Peter Mascini is hoogleraar Empirical Legal Studies aan de Erasmus School of Law. Hij onderzoekt op welke aannames beleid en wetgeving gestoeld zijn, en hoe ze in de praktijk uitpakken. Hij richt zich met name op beleid over arbeidsomstandigheden, asiel en misdaadbestrijding.
De verwondering
“Wie rechts of conservatief is, gelooft in straffen, en wie links of progressief is, in rehabilitatie. Dat was een waarheid als een koe in klassieke sociologische theorie. Maar een jaar of tien geleden ontdekte een groepje tweedejaars studenten dat mensen die vonden dat verslaafden gestraft moesten worden, niet altijd tegen resocialiseren waren. Wel zagen ze dat mensen die conservatief zijn vaker nadruk leggen op straf, maar dat betekende niet dat ze tegen hulpverlening waren. Die bevindingen strookten niet met de theorie, dus daar wilde ik meer over weten.”
Het onderzoek
“Ik dook de literatuur in. En inderdaad, in empirische studies vond ik hetzelfde patroon: er bleek nauwelijks een sterke negatieve relatie tussen beide opvattingen, en ook de politieke achtergrond maakte minder uit dan vaak wordt aangenomen in de sociologische theorie. Dat riep de vraag op: wat is dan wél de progressieve tegenhanger van repressie? Samen met collega Dick Houtman ging ik op zoek naar een beter antwoord.

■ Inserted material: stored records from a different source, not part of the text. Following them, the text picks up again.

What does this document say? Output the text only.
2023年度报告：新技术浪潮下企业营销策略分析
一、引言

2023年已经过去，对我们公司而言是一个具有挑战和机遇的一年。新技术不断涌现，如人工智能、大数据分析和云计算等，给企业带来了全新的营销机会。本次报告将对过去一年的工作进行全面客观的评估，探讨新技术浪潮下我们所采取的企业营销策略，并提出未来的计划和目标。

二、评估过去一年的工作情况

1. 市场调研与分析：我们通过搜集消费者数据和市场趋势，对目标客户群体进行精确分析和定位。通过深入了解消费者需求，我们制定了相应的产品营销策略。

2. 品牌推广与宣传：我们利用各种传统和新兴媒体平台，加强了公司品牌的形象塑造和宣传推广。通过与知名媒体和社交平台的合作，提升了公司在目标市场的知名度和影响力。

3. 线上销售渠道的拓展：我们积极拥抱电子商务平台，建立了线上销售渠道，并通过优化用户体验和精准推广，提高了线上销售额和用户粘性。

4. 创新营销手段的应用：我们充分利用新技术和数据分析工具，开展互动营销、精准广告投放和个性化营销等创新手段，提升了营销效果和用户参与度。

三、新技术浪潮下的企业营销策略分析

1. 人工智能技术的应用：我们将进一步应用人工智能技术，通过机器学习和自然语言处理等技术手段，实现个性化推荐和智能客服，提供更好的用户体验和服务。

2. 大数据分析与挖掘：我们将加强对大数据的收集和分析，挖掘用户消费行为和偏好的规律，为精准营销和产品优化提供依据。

“Om daar achter te komen, besloten we een groter publieksonderzoek te doen via een steekproef van de Nederlandse bevolking. We legden deelnemers allerlei stellingen voor over hoe criminaliteit het beste kan worden aangepakt.”
Het eurekamoment
“Toen de antwoorden binnenkwamen, begon ik met analyseren. Eerst dat grote databestand door, variabelen controleren, nog een keer kijken of alles goed gecodeerd is. Bij kwantitatief onderzoek heb je echt zo’n moment van de waarheid. Je hebt de theorie uitgewerkt, de data verzameld, de hypothesen geformuleerd. En dan klik je, en zie je het resultaat verschijnen. Vaak valt het tegen, dan heb je iets verkeerd gedaan met de variabelen. Maar dit keer klopte het precies. Dat was wel een euforisch moment.

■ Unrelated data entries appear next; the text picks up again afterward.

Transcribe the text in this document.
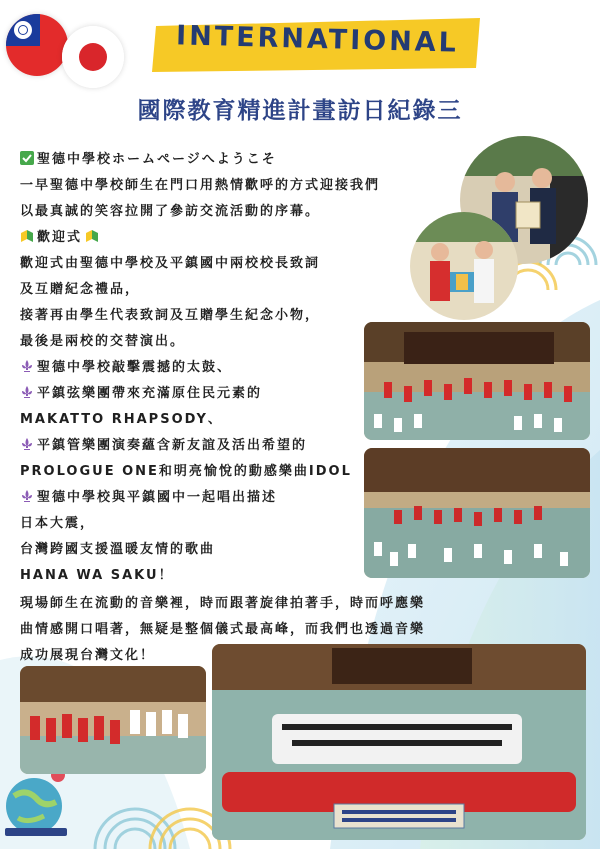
INTERNATIONAL
國際教育精進計畫訪日紀錄三
聖德中學校ホームページへようこそ
一早聖德中學校師生在門口用熱情歡呼的方式迎接我們
以最真誠的笑容拉開了參訪交流活動的序幕。
歡迎式
歡迎式由聖德中學校及平鎮國中兩校校長致詞
及互贈紀念禮品，
接著再由學生代表致詞及互贈學生紀念小物，
最後是兩校的交替演出。
聖德中學校敲擊震撼的太鼓、
平鎮弦樂團帶來充滿原住民元素的
MAKATTO RHAPSODY、
平鎮管樂團演奏蘊含新友誼及活出希望的
PROLOGUE ONE和明亮愉悅的動感樂曲IDOL
聖德中學校與平鎮國中一起唱出描述
日本大震，
台灣跨國支援溫暖友情的歌曲
HANA WA SAKU！
現場師生在流動的音樂裡，時而跟著旋律拍著手，時而呼應樂
曲情感開口唱著，無疑是整個儀式最高峰，而我們也透過音樂
成功展現台灣文化！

“We vonden dat zowel repressie als resocialisatie vanuit hetzelfde uitgangspunt vertrekken, namelijk dat regeloverschrijdend gedrag afwijkend is, en dat de samenleving dus moet ingrijpen om dat te corrigeren. Dat kan ofwel door straf, ofwel door heropvoeding. In beide gevallen is er sprake van sociale controle: het handhaven of herstellen van de maatschappelijke orde.

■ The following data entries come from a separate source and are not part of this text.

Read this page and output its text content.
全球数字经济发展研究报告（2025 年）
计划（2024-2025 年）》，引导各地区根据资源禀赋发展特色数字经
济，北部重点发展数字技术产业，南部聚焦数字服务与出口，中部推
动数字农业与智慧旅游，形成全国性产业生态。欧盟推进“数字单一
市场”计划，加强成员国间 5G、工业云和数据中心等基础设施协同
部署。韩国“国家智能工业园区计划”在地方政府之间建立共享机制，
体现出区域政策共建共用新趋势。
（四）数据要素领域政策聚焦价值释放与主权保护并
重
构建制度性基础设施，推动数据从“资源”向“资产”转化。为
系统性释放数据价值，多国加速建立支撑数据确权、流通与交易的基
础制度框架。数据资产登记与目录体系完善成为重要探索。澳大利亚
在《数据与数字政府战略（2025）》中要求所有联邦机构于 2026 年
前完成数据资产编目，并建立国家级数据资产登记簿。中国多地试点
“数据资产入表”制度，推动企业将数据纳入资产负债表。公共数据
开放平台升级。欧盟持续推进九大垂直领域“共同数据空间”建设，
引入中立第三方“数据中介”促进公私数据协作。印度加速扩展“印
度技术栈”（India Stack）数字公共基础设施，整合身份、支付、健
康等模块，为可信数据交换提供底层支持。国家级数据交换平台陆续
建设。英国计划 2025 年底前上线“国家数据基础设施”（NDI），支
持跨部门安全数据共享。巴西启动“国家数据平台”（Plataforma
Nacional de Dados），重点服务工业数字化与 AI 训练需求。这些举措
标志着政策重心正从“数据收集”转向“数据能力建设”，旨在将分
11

“Dat loste de puzzel op: niet resocialisatie, maar decriminalisering is de progressieve tegenhanger van repressie. De echte tegenstelling zit niet tussen straffen en helpen, maar tussen controleren en loslaten. Dat was voor mij echt een aha-erlebnis.”
De nasleep
“Onze bevinding leidde tot een methodologische discussie die nog steeds speelt over hoe je opvattingen over straf en resocialisatie meet. Het onderzoek waaide ook internationaal over. In de Verenigde Staten werd onderzocht hoe het Amerikaanse publiek denkt over misdaadbestrijding. Nog meer dan in Nederland wordt de publieke opinie daar vaak gezien als een tweedeling tussen republikeinen die hard willen straffen en democraten die voor hulp zijn. Maar ook daar bleek dat elkaar niet uit te sluiten. Hierdoor zou het debat over misdaad en straf minder ideologisch, minder langs politieke lijnen, en meer pragmatisch gevoerd kunnen worden.”